An unheated metal container and some chain link fencing, all sitting in a junk yard surrounded by decaying cars and other debris, is home for the stray and loose dogs in Salisbury for most of the year.
That's where the town's two animal control officers, the father-daughter team of Harold Congdon and Tina Boucher, stash the dogs they pick up during the non-winter months, charging $45 a day for a kenneling fee.
That fee goes to the private owner of the kennel -- Congdon, who also owns the junk yard where it's situated.
And a FOX Undercover investigation found people who say they were charged exorbitant fees to recover their dogs, which in some cases their owners say were picked up for no good reason. The requested method of payment? Cash or personal checks.
"They don't care about the dogs, obviously. The place is a hellhole. Its just horrible. The only thing that mattered to them was getting money out of me," said Leslie Hinton, whose boxer Shelby was picked up twice.
The first bill came after her dog broke loose. She says it started around $240 and was increasing around $95 each day the dog was there.
"They said that was to pay someone to come take care of the dogs," Hinton said.
"How did you finally get her out of there?" FOX Undercover reporter Mike Beaudet asked.
"I just went and told her I'm going to call my congressman," Hinton said.
The second time made her even more suspicious.
She says she tied Shelby and her mother-in-law's dog in the back yard and left for the drug store down the street. When she came back, the rope tying her dog up had been cut and both dogs were gone.
"They came and picked the dogs up and said they had been outside for 48 hours alone, that it was raining and they had no food, no water, no nothing. And I'm like, 'That's bull because I'm looking right now at the two bowls of food and water.'"
"At this point how much money did you owe them?" Beaudet asked.

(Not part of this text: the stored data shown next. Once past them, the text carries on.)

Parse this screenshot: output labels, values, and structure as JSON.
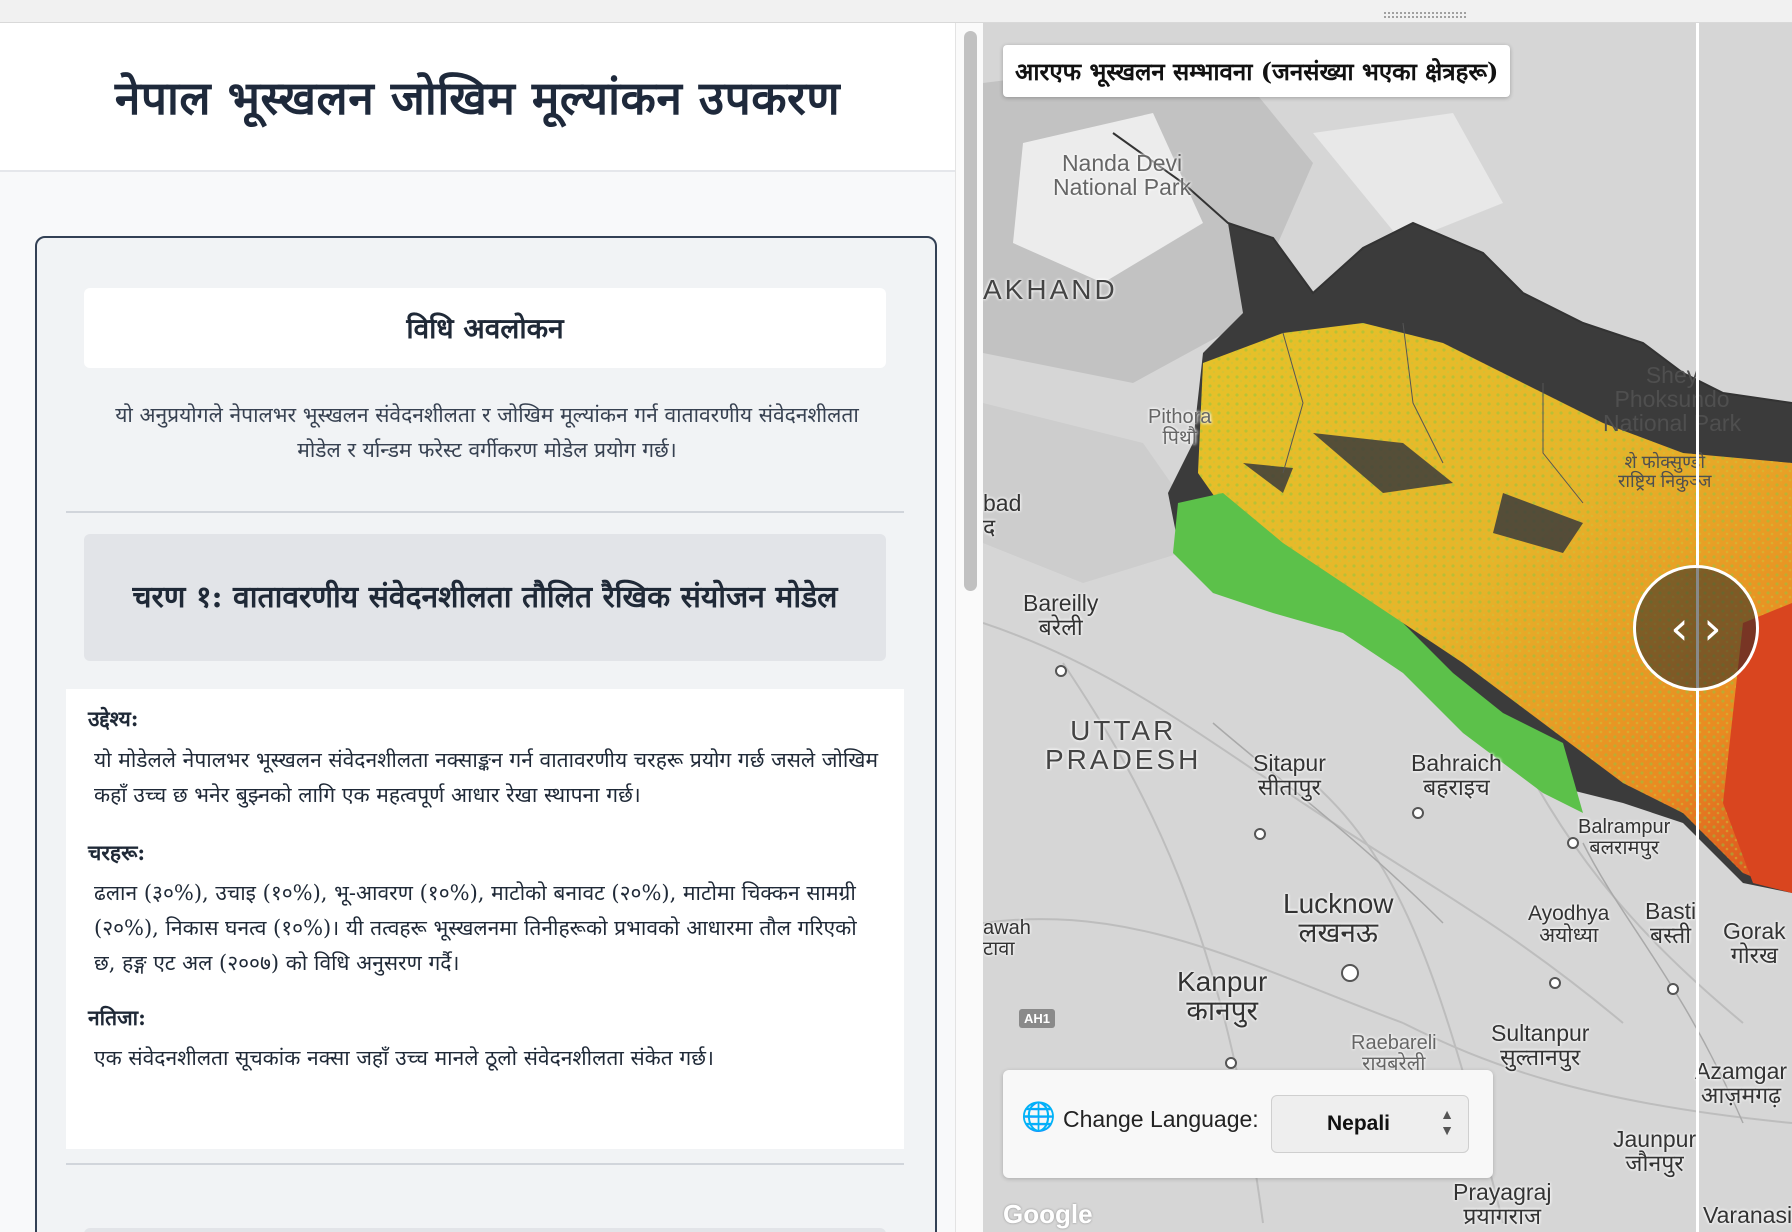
{
  "header": {
    "title": "नेपाल भूस्खलन जोखिम मूल्यांकन उपकरण"
  },
  "method": {
    "title": "विधि अवलोकन",
    "intro": "यो अनुप्रयोगले नेपालभर भूस्खलन संवेदनशीलता र जोखिम मूल्यांकन गर्न वातावरणीय संवेदनशीलता मोडेल र र्यान्डम फरेस्ट वर्गीकरण मोडेल प्रयोग गर्छ।",
    "step1": {
      "title": "चरण १: वातावरणीय संवेदनशीलता तौलित रैखिक संयोजन मोडेल",
      "objective_label": "उद्देश्य:",
      "objective_text": "यो मोडेलले नेपालभर भूस्खलन संवेदनशीलता नक्साङ्कन गर्न वातावरणीय चरहरू प्रयोग गर्छ जसले जोखिम कहाँ उच्च छ भनेर बुझ्नको लागि एक महत्वपूर्ण आधार रेखा स्थापना गर्छ।",
      "variables_label": "चरहरू:",
      "variables_text": "ढलान (३०%), उचाइ (१०%), भू-आवरण (१०%), माटोको बनावट (२०%), माटोमा चिक्कन सामग्री (२०%), निकास घनत्व (१०%)। यी तत्वहरू भूस्खलनमा तिनीहरूको प्रभावको आधारमा तौल गरिएको छ, हङ्ग एट अल (२००७) को विधि अनुसरण गर्दै।",
      "result_label": "नतिजा:",
      "result_text": "एक संवेदनशीलता सूचकांक नक्सा जहाँ उच्च मानले ठूलो संवेदनशीलता संकेत गर्छ।"
    }
  },
  "map": {
    "title": "आरएफ भूस्खलन सम्भावना (जनसंख्या भएका क्षेत्रहरू)",
    "labels": {
      "nanda_devi": "Nanda Devi\nNational Park",
      "akhand": "AKHAND",
      "pithora": "Pithora\nपिथौ",
      "shey": "Shey\nPhoksundo\nNational Park",
      "shey_dev": "शे फोक्सुण्डो\nराष्ट्रिय निकुञ्ज",
      "bad": "bad\nद",
      "bareilly": "Bareilly\nबरेली",
      "uttar_pradesh": "UTTAR\nPRADESH",
      "sitapur": "Sitapur\nसीतापुर",
      "bahraich": "Bahraich\nबहराइच",
      "balrampur": "Balrampur\nबलरामपुर",
      "lucknow": "Lucknow\nलखनऊ",
      "awah": "awah\nटावा",
      "ayodhya": "Ayodhya\nअयोध्या",
      "basti": "Basti\nबस्ती",
      "gorak": "Gorak\nगोरख",
      "kanpur": "Kanpur\nकानपुर",
      "raebareli": "Raebareli\nरायबरेली",
      "sultanpur": "Sultanpur\nसुल्तानपुर",
      "azamgarh": "Azamgar\nआज़मगढ़",
      "jaunpur": "Jaunpur\nजौनपुर",
      "prayagraj": "Prayagraj\nप्रयागराज",
      "varanasi": "Varanasi",
      "ah1": "AH1",
      "google": "Google"
    },
    "language": {
      "label": "Change Language:",
      "selected": "Nepali",
      "icon": "globe-icon"
    },
    "slider_icon": "chevron-left-right-icon",
    "colors": {
      "nepal_base": "#3b3b3b",
      "low": "#5cc14a",
      "medium": "#e6c229",
      "high": "#e98a22",
      "very_high": "#d9451f"
    }
  }
}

"It was over a grand, and then they wanted to pay vet fees for when they had to take her to the vet for getting in a fight," she said.
After Hinton, whose husband is deployed to Afghanistan, couldn't pay, her dog was adopted by someone else.
Her mother-in-law did pay to get her own dog back. According to Hinton, she paid with a check made out to Boucher personally, at Boucher's direction.
"She said to write it to Tina Boucher," Hinton said.
"Not the town of Salisbury?" Beaudet asked.
"Not the town of Salisbury," Hinton replied.
But Boucher and her father say they can take cash because they are owed the kennel fees personally -- it's their family's kennel.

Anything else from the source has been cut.